A Brief History of Liv Up’s Data Platform

Published in

Liv Up — Inside the Kitchen

9 min readJun 2, 2020

This is the journey of building a data platform, from 2017 to 2020. During these three years, our business changed a lot. Our team grew from 35 to 500+ people, we expanded from two cities to thirty, we evolved from processing a few megabytes to terabytes of data every day, we raised three funding rounds. As a result of continuous change, our platform had to evolve accordingly.

Part 1: The (Not So) Good Ol’ Days

In the beginning, there was only an inexperienced intern and a nice challenge: leverage Liv Up’s small data to support business decisions through analysis, automate reporting, and start building the foundations of a data team (we called it Business Intelligence).

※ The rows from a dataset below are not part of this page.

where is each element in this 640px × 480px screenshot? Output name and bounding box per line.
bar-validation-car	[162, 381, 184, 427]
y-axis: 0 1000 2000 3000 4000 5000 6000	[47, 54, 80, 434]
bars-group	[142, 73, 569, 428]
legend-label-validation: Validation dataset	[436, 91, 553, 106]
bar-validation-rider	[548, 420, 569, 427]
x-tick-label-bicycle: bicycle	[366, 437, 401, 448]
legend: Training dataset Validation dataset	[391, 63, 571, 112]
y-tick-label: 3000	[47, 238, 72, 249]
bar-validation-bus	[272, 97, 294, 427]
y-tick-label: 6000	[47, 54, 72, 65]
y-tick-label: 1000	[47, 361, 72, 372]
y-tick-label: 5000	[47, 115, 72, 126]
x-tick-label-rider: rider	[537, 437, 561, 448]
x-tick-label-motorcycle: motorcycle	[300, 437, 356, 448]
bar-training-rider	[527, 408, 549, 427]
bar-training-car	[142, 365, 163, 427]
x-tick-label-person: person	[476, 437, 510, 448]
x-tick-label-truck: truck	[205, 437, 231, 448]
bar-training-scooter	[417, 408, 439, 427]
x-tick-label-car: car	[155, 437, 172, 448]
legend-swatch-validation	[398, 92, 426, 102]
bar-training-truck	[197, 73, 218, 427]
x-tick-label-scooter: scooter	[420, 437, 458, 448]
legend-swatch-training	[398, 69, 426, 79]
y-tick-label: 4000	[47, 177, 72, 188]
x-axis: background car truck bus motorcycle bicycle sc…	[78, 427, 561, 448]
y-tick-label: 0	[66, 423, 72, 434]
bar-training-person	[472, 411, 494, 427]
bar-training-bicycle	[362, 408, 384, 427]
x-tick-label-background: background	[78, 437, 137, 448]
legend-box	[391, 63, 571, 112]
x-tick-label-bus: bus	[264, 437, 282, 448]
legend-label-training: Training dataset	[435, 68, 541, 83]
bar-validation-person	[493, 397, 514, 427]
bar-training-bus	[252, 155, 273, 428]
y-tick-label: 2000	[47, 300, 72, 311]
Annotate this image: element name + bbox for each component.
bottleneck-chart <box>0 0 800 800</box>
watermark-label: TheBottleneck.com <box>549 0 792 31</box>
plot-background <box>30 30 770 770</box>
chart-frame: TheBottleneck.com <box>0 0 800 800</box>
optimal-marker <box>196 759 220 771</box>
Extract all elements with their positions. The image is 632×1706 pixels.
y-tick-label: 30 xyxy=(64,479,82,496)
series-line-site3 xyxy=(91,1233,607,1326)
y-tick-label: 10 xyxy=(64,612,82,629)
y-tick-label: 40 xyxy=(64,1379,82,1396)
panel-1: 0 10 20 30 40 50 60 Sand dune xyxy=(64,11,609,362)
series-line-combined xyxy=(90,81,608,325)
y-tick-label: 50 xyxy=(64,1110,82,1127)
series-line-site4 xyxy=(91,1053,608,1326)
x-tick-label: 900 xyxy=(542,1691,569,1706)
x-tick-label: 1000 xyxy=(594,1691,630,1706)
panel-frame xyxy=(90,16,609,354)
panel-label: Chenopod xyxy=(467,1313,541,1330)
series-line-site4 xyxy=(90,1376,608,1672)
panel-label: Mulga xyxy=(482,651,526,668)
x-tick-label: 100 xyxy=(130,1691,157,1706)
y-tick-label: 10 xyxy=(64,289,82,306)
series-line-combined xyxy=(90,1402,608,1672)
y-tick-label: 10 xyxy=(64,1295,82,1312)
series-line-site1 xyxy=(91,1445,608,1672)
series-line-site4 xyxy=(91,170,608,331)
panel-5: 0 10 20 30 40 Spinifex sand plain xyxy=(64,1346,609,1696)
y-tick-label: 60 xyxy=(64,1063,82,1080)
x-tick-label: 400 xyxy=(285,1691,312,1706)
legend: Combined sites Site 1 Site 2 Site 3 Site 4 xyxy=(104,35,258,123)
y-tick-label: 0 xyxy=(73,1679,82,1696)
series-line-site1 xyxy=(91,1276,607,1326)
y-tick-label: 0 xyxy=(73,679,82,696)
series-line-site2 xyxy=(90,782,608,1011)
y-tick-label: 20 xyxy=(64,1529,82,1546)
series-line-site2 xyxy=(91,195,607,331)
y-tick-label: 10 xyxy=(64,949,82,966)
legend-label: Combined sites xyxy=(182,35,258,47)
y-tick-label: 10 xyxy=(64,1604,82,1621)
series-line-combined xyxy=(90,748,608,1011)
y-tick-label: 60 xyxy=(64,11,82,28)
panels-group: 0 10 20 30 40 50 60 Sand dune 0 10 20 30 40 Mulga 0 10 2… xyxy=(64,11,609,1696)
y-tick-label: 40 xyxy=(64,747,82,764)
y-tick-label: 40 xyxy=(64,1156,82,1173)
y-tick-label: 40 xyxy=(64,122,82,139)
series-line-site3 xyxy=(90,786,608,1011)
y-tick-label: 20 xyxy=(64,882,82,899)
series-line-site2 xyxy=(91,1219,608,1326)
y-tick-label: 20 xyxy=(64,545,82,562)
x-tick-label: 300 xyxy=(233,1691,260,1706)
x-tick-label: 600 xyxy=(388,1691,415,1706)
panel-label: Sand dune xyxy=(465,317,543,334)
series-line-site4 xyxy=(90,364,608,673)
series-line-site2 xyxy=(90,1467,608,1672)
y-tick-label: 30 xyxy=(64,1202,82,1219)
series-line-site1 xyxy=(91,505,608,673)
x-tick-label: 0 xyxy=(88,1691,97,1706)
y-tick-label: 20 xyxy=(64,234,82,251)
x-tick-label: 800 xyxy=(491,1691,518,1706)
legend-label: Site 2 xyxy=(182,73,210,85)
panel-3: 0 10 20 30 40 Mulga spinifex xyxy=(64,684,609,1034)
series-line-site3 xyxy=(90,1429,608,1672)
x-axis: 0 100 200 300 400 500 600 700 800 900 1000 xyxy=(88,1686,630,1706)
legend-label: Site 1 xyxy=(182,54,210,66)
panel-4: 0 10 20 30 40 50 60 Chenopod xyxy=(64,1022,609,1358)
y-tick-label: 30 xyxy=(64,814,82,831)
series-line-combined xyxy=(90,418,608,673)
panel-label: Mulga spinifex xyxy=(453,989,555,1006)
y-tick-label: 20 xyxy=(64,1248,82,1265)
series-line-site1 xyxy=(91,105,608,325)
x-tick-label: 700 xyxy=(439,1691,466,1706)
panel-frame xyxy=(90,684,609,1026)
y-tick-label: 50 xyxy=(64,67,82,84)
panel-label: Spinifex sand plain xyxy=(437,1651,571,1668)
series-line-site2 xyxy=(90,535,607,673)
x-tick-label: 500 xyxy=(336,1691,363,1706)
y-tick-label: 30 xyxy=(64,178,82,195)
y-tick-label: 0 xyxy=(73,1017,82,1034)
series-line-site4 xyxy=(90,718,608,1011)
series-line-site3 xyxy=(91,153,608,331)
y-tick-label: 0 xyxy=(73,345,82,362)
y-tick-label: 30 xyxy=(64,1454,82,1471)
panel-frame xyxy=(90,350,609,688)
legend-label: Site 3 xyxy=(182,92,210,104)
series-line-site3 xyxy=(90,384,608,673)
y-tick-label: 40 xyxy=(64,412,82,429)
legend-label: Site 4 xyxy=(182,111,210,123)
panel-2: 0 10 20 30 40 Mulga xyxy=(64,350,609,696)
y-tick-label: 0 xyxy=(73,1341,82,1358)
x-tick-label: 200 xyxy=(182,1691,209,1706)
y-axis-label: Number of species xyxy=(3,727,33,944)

With great support from Tristan Handy newsletter and his great Guide to Analytics (in 2020 I also recommend this post from Locally Optimistic), we built the very first version of the platform.

By that time, our main database was MongoDB and we had other data sources such as Zendesk, Facebook Ads, Google Analytics, Google Spreadsheets, Mailchimp, etc. We decided to build an ELT architecture, using Stitch to extract data from all sources (including MongoDB) and load in a PostgresDB, acting as a data warehouse.

Then, we transformed data using Pentaho Data Integration (PDI), using the drag-and-drop graphic user interface to build our core tables and create visualizations in Metabase. In some cases, PDI built-in transformations weren’t enough, so we developed Python and SQL code, and used PDI as a scheduler.

This was a simple, amateur, nonscalable platform. We didn’t even use git, most tools were no / low-code. Postgres and Metabase were hosted on Heroku (it doesn’t make much sense, very expensive and you can do as easily on AWS or GCP). Pentaho was running locally in a notebook on Windows (yeah, not so good old days).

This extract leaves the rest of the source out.